Police said on Wednesday, Missouri City Police Department received a call from a resident who was walking through his neighborhood in what’s called the Plantation area.
The resident found about 84 clear plastic bags that were of different colors. Some of the bags contained beans or rice inside, along with two different types of flyers. One had a flyer referencing the agenda of COVID-19 and allegedly blaming Jewish people. Another bag had two flyers, and some of those flyers referenced a religious practice.
Neighbors told ABC13 they were shocked, heartbroken and scared. A very concerned resident agreed to speak with ABC13 but did not want to share their name due to fear of retaliation.
“I was stunned,” the concerned resident said. “We don’t want it. We don’t want that type of anti-Semitic flyers in our neighborhood.”
Missouri Police Lt. Russell Terry was notified of the flyers on Wednesday.
Officers canvassed the area and found more bags with similar flyers along nearby neighboring streets. ABC13 walked along Kellyway Lane and Connies Court Lane on Thursday and found similar bags with the flyers previously described, on the sidewalk and residents’ driveways. Those were turned in to police as evidence.
Detectives believe the bags with anti-Semitic flyers may have appeared Wednesday between midnight and 6 a.m. Detectives are also working with the Anti-Defamation League, Southwest Regional Office to help in this investigation.
“Really recognize just how strong and inclusive that Fort Bend County is and the individuals that live there,” Mark Toubin, the Anti-Defamation League Southwest Regional Director said. “It’s probably the most diverse county in this country. The way the people have responded is exactly the way we would hope people would respond. It’s saying ‘No’ to antisemitism. It’s saying ‘No’ to hate. It’s saying ‘No’ to extremism.”
Toubin encourages if residents in the neighborhood or neighboring counties find something that should be reported, first notify the police and you can also get ADL involved by submitting an incident report online.
“Unfortunately, there has been an increase in these kinds of incidents just over the last few weeks and months,” Toubin said, “In 2020, there was an all-time record for the dissemination of white supremacist propaganda and this year I’m afraid that we’re going to exceed that record that was set in 2020. It’s horrific to look at but it’s also concerning for the people that have to deal with that. That has to receive this information and so we’re very concerned for them as well.”
Destry Bell, Pastor of Christ Temple the People’s Church, saw images of the flyers for the first time on Thursday.
“Wow,” Bell said visibly shocked. “My reaction is one of heartbreak because after all these years to think that we still have people who are sick and have this certain thought about people who are of another ethnicity, other than theirs is quite heartbreaking.”
Bell said he has just one message for the community as they try to process and get through this together.
“God never promised that every day would be easy or that life would be easy,” Bell said. “But he did promise to fight our battles and to secure our victories. So if we just hold on and do what we can do to make our communities better, we can rise beyond racism and everybody will win.”

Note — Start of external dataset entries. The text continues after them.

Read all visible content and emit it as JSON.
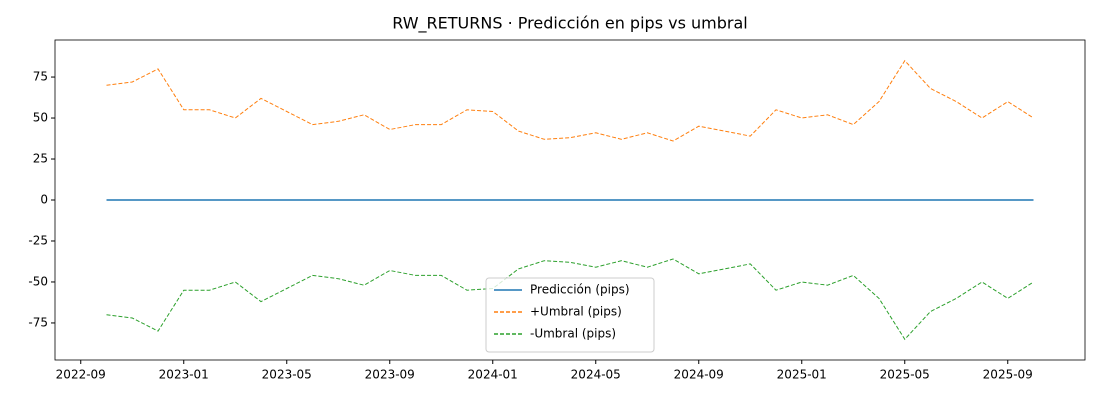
{
  "chart_data": {
    "type": "line",
    "title": "RW_RETURNS · Predicción en pips vs umbral",
    "x": [
      "2022-10",
      "2022-11",
      "2022-12",
      "2023-01",
      "2023-02",
      "2023-03",
      "2023-04",
      "2023-05",
      "2023-06",
      "2023-07",
      "2023-08",
      "2023-09",
      "2023-10",
      "2023-11",
      "2023-12",
      "2024-01",
      "2024-02",
      "2024-03",
      "2024-04",
      "2024-05",
      "2024-06",
      "2024-07",
      "2024-08",
      "2024-09",
      "2024-10",
      "2024-11",
      "2024-12",
      "2025-01",
      "2025-02",
      "2025-03",
      "2025-04",
      "2025-05",
      "2025-06",
      "2025-07",
      "2025-08",
      "2025-09",
      "2025-10"
    ],
    "series": [
      {
        "name": "Predicción (pips)",
        "color": "#1f77b4",
        "style": "solid",
        "values": [
          0,
          0,
          0,
          0,
          0,
          0,
          0,
          0,
          0,
          0,
          0,
          0,
          0,
          0,
          0,
          0,
          0,
          0,
          0,
          0,
          0,
          0,
          0,
          0,
          0,
          0,
          0,
          0,
          0,
          0,
          0,
          0,
          0,
          0,
          0,
          0,
          0
        ]
      },
      {
        "name": "+Umbral (pips)",
        "color": "#ff7f0e",
        "style": "dashed",
        "values": [
          70,
          72,
          80,
          55,
          55,
          50,
          62,
          54,
          46,
          48,
          52,
          43,
          46,
          46,
          55,
          54,
          42,
          37,
          38,
          41,
          37,
          41,
          36,
          45,
          42,
          39,
          55,
          50,
          52,
          46,
          60,
          85,
          68,
          60,
          50,
          60,
          50
        ]
      },
      {
        "name": "-Umbral (pips)",
        "color": "#2ca02c",
        "style": "dashed",
        "values": [
          -70,
          -72,
          -80,
          -55,
          -55,
          -50,
          -62,
          -54,
          -46,
          -48,
          -52,
          -43,
          -46,
          -46,
          -55,
          -54,
          -42,
          -37,
          -38,
          -41,
          -37,
          -41,
          -36,
          -45,
          -42,
          -39,
          -55,
          -50,
          -52,
          -46,
          -60,
          -85,
          -68,
          -60,
          -50,
          -60,
          -50
        ]
      }
    ],
    "xlim": [
      "2022-08",
      "2025-12"
    ],
    "xticks": [
      "2022-09",
      "2023-01",
      "2023-05",
      "2023-09",
      "2024-01",
      "2024-05",
      "2024-09",
      "2025-01",
      "2025-05",
      "2025-09"
    ],
    "ylim": [
      -97.6,
      97.6
    ],
    "yticks": [
      -75,
      -50,
      -25,
      0,
      25,
      50,
      75
    ],
    "legend": "lower center"
  }
}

Officers are also asking anyone with surveillance video capturing who may have done this to turn that to the Missouri City Police Department.
Detectives are still working to determine what possible charges, if any, the suspect(s) would face.

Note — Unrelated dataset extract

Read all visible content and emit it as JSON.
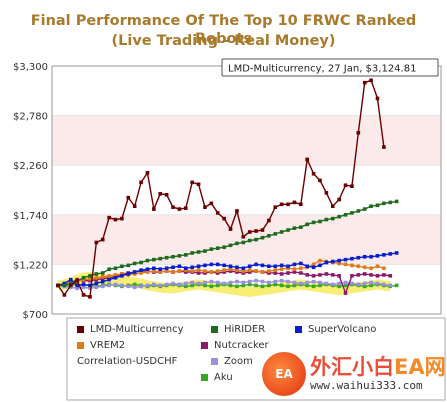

Fort Bend County Judge KP George released the following statement on Thursday:
“In Fort Bend County, we welcome the rich and colorful tapestry of all communities. Racial, ethnic, and antisemitic terror have no place anywhere, especially not in Fort Bend County. The concerning surge of hate we’ve seen in the last several years is not acceptable and is a danger that threatens us all.
Discrimination and harassment of individuals or groups based on race, religion, ancestry, place of origin, ethnic origin, citizenship, or any other identity are intolerable. As County Judge of one of the most ethnically diverse counties in the country, I want to make clear that we all must stand together and condemn racism, antisemitism, and discrimination in all forms.

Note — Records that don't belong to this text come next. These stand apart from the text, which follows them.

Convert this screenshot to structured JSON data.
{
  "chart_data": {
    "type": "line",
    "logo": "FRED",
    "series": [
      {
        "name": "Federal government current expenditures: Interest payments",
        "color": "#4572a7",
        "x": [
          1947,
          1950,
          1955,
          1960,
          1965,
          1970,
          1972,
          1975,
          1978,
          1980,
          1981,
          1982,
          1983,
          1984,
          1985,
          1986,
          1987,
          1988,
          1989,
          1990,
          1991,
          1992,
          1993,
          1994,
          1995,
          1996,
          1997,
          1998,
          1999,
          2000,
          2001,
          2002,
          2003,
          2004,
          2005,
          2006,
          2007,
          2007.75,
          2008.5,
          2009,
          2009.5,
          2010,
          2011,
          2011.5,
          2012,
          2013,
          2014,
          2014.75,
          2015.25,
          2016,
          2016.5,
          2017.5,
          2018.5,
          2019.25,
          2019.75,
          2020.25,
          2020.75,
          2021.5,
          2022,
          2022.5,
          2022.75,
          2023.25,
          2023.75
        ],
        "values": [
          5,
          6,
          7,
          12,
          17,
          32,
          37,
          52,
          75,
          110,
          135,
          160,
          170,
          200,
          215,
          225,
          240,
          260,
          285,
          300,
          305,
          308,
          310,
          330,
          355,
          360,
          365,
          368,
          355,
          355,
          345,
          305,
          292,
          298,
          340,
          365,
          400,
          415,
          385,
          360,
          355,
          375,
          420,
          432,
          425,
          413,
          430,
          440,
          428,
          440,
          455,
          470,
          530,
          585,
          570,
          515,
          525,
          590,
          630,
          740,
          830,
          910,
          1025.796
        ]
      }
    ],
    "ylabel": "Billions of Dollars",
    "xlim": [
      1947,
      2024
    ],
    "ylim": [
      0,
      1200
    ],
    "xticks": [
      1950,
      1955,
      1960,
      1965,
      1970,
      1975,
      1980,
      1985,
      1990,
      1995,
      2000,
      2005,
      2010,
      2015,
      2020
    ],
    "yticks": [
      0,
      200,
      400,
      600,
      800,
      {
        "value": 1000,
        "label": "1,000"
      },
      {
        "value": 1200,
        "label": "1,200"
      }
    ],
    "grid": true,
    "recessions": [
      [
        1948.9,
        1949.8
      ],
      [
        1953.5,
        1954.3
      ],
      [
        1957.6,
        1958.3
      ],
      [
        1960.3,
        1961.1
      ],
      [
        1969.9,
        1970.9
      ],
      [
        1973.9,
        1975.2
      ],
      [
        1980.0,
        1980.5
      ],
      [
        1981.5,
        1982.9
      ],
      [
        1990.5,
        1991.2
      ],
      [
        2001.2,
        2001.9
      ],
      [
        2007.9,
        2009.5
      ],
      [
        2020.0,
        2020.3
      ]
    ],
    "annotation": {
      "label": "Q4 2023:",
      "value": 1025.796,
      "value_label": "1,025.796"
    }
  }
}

Our community leaders, law enforcement and I share the concern that these disturbing acts of intolerance are equally distressing and harmful to individuals and our communities.
Fort Bend County is leading the way on how a diverse community can come together as one and be inspired and dedicated to meeting and building relationships with each other in various communities outside of their normal purview.
The values of diversity, inclusion, respect, and civility are fundamental. Hatred and violence against Jewish people, African Americans, Asian-Americans and Pacific Islanders, LGBTQ+ communities, immigrants, refugees, and others are despicable. We must come together in this country and in our communities to end hate, racism, antisemitism, and intolerance.”